Manual lymph drainage(MLD) can be successfully applied, particularly with the following diagnoses:
▪Lymphedema (primary and secondary forms)
▪Lipedema (and combined forms such as lipo-lymphedema) and benign symmetrical lipomatosis (Madelung's syndrome)
▪Posttraumatic and postoperative edema
MLD also can be used in the following situations:
▪swelling(ankle or knee etc)
Why do you need Manual Lymphatic Drainage (MLD)?
The lymph system is part of your body's immune system and helps fight infection. Lymph itself is a clear, slightly yellow fluid. It transports nutrients and oxygen to cells, collecting toxins on the way and flushing them out through the lymph nodes. You have around twice as many lymph vessels as blood vessels in your body. However, unlike blood, which is pumped around by your heart, the lymph system has no pump. The pressure from your blood vessels and movement from your muscles push the lymphatic fluid around. As the lymph does not function very well for some reason, your body gets the fluid stuck somewhere(normally happens in the ankle, knee, elbow, etc), which forms the fluid retention, as a result, you have swelling in your body. This is mainly the situation you need to undergo an MLD session to get the problem sorted.

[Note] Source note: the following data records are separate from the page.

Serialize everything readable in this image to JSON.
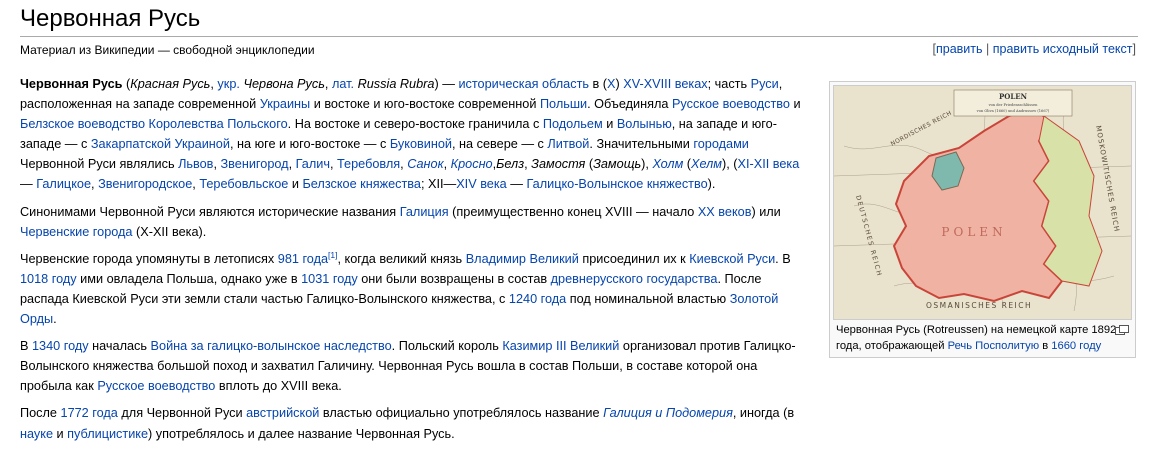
{
  "page": {
    "title": "Червонная Русь",
    "site_sub": "Материал из Википедии — свободной энциклопедии",
    "edit": {
      "open_bracket": "[",
      "edit_label": "править",
      "separator": " | ",
      "edit_source_label": "править исходный текст",
      "close_bracket": "]"
    }
  },
  "article": {
    "paragraphs": [
      [
        {
          "text": "Червонная Русь",
          "style": "b"
        },
        {
          "text": " ("
        },
        {
          "text": "Красная Русь",
          "style": "i"
        },
        {
          "text": ", "
        },
        {
          "text": "укр.",
          "link": true
        },
        {
          "text": " "
        },
        {
          "text": "Червона Русь",
          "style": "i"
        },
        {
          "text": ", "
        },
        {
          "text": "лат.",
          "link": true
        },
        {
          "text": " "
        },
        {
          "text": "Russia Rubra",
          "style": "i"
        },
        {
          "text": ") — "
        },
        {
          "text": "историческая область",
          "link": true
        },
        {
          "text": " в ("
        },
        {
          "text": "X",
          "link": true
        },
        {
          "text": ") "
        },
        {
          "text": "XV-XVIII веках",
          "link": true
        },
        {
          "text": "; часть "
        },
        {
          "text": "Руси",
          "link": true
        },
        {
          "text": ", расположенная на западе современной "
        },
        {
          "text": "Украины",
          "link": true
        },
        {
          "text": " и востоке и юго-востоке современной "
        },
        {
          "text": "Польши",
          "link": true
        },
        {
          "text": ". Объединяла "
        },
        {
          "text": "Русское воеводство",
          "link": true
        },
        {
          "text": " и "
        },
        {
          "text": "Белзское воеводство",
          "link": true
        },
        {
          "text": " "
        },
        {
          "text": "Королевства Польского",
          "link": true
        },
        {
          "text": ". На востоке и северо-востоке граничила с "
        },
        {
          "text": "Подольем",
          "link": true
        },
        {
          "text": " и "
        },
        {
          "text": "Волынью",
          "link": true
        },
        {
          "text": ", на западе и юго-западе — с "
        },
        {
          "text": "Закарпатской Украиной",
          "link": true
        },
        {
          "text": ", на юге и юго-востоке — с "
        },
        {
          "text": "Буковиной",
          "link": true
        },
        {
          "text": ", на севере — с "
        },
        {
          "text": "Литвой",
          "link": true
        },
        {
          "text": ". Значительными "
        },
        {
          "text": "городами",
          "link": true
        },
        {
          "text": " Червонной Руси являлись "
        },
        {
          "text": "Львов",
          "link": true
        },
        {
          "text": ", "
        },
        {
          "text": "Звенигород",
          "link": true
        },
        {
          "text": ", "
        },
        {
          "text": "Галич",
          "link": true
        },
        {
          "text": ", "
        },
        {
          "text": "Теребовля",
          "link": true
        },
        {
          "text": ", "
        },
        {
          "text": "Санок",
          "link": true,
          "style": "i"
        },
        {
          "text": ", "
        },
        {
          "text": "Кросно",
          "link": true,
          "style": "i"
        },
        {
          "text": ","
        },
        {
          "text": "Белз",
          "style": "i"
        },
        {
          "text": ", "
        },
        {
          "text": "Замостя",
          "style": "i"
        },
        {
          "text": " ("
        },
        {
          "text": "Замощь",
          "style": "i"
        },
        {
          "text": "), "
        },
        {
          "text": "Холм",
          "link": true,
          "style": "i"
        },
        {
          "text": " ("
        },
        {
          "text": "Хелм",
          "link": true,
          "style": "i"
        },
        {
          "text": "), ("
        },
        {
          "text": "XI-XII века",
          "link": true
        },
        {
          "text": " — "
        },
        {
          "text": "Галицкое",
          "link": true
        },
        {
          "text": ", "
        },
        {
          "text": "Звенигородское",
          "link": true
        },
        {
          "text": ", "
        },
        {
          "text": "Теребовльское",
          "link": true
        },
        {
          "text": " и "
        },
        {
          "text": "Белзское княжества",
          "link": true
        },
        {
          "text": "; XII—"
        },
        {
          "text": "XIV века",
          "link": true
        },
        {
          "text": " — "
        },
        {
          "text": "Галицко-Волынское княжество",
          "link": true
        },
        {
          "text": ")."
        }
      ],
      [
        {
          "text": "Синонимами Червонной Руси являются исторические названия "
        },
        {
          "text": "Галиция",
          "link": true
        },
        {
          "text": " (преимущественно конец XVIII — начало "
        },
        {
          "text": "XX веков",
          "link": true
        },
        {
          "text": ") или "
        },
        {
          "text": "Червенские города",
          "link": true
        },
        {
          "text": " (X-XII века)."
        }
      ],
      [
        {
          "text": "Червенские города упомянуты в летописях "
        },
        {
          "text": "981 года",
          "link": true
        },
        {
          "text": "[1]",
          "link": true,
          "style": "sup"
        },
        {
          "text": ", когда великий князь "
        },
        {
          "text": "Владимир Великий",
          "link": true
        },
        {
          "text": " присоединил их к "
        },
        {
          "text": "Киевской Руси",
          "link": true
        },
        {
          "text": ". В "
        },
        {
          "text": "1018 году",
          "link": true
        },
        {
          "text": " ими овладела Польша, однако уже в "
        },
        {
          "text": "1031 году",
          "link": true
        },
        {
          "text": " они были возвращены в состав "
        },
        {
          "text": "древнерусского государства",
          "link": true
        },
        {
          "text": ". После распада Киевской Руси эти земли стали частью Галицко-Волынского княжества, с "
        },
        {
          "text": "1240 года",
          "link": true
        },
        {
          "text": " под номинальной властью "
        },
        {
          "text": "Золотой Орды",
          "link": true
        },
        {
          "text": "."
        }
      ],
      [
        {
          "text": "В "
        },
        {
          "text": "1340 году",
          "link": true
        },
        {
          "text": " началась "
        },
        {
          "text": "Война за галицко-волынское наследство",
          "link": true
        },
        {
          "text": ". Польский король "
        },
        {
          "text": "Казимир III Великий",
          "link": true
        },
        {
          "text": " организовал против Галицко-Волынского княжества большой поход и захватил Галичину. Червонная Русь вошла в состав Польши, в составе которой она пробыла как "
        },
        {
          "text": "Русское воеводство",
          "link": true
        },
        {
          "text": " вплоть до XVIII века."
        }
      ],
      [
        {
          "text": "После "
        },
        {
          "text": "1772 года",
          "link": true
        },
        {
          "text": " для Червонной Руси "
        },
        {
          "text": "австрийской",
          "link": true
        },
        {
          "text": " властью официально употреблялось название "
        },
        {
          "text": "Галиция и Подомерия",
          "link": true,
          "style": "i"
        },
        {
          "text": ", иногда (в "
        },
        {
          "text": "науке",
          "link": true
        },
        {
          "text": " и "
        },
        {
          "text": "публицистике",
          "link": true
        },
        {
          "text": ") употреблялось и далее название Червонная Русь."
        }
      ]
    ]
  },
  "figure": {
    "map": {
      "title": "POLEN",
      "subtitle_1": "von der Friedensschlüssen",
      "subtitle_2": "von Oliva (1660) und Andrussow (1667)",
      "north_label": "NORDISCHES REICH",
      "east_label": "MOSKOWITISCHES REICH",
      "west_label": "DEUTSCHES REICH",
      "south_label": "OSMANISCHES REICH",
      "center_label": "POLEN",
      "colors": {
        "paper": "#e9e2cd",
        "poland": "#f0b2a3",
        "poland_border": "#c9453a",
        "green": "#d8e2a8",
        "teal": "#7fb8ac",
        "lines": "#7a6a55"
      }
    },
    "caption": [
      {
        "text": "Червонная Русь (Rotreussen) на немецкой карте 1892 года, отображающей "
      },
      {
        "text": "Речь Посполитую",
        "link": true
      },
      {
        "text": " в "
      },
      {
        "text": "1660 году",
        "link": true
      }
    ],
    "magnify_icon": "magnify-icon"
  }
}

How many treatments do you need for Manual Lymphatic Drainage (MLD)?
Normally the Manual Lymphatic Drainage involves 2 phases
1. Initial phase: As the symptoms are not stable, we recommend our patients to come every 5-6 days for the first 5 treatments to see the changes and differences.
2. Maintenance phase: Treatment is suggested to be done in every 3-4 weeks, as to maintain the effect and to prevent refilling of the extremity with edema.
What is the difference between massage treatment and Manual Lymphatic Drainage (MLD)?
The big difference is pressure. In the MLD session, touch needs to be very light, so light your mind will tell you it can't possibly be effective, especially if you're used to deep tissue massage. However, 70% of the lymphatic vessels are located just underneath the skin. If you use too much pressure, you bypass these vessels. The lighter the touch, the more powerful the effect on the lymphatic system compared to massage therapy.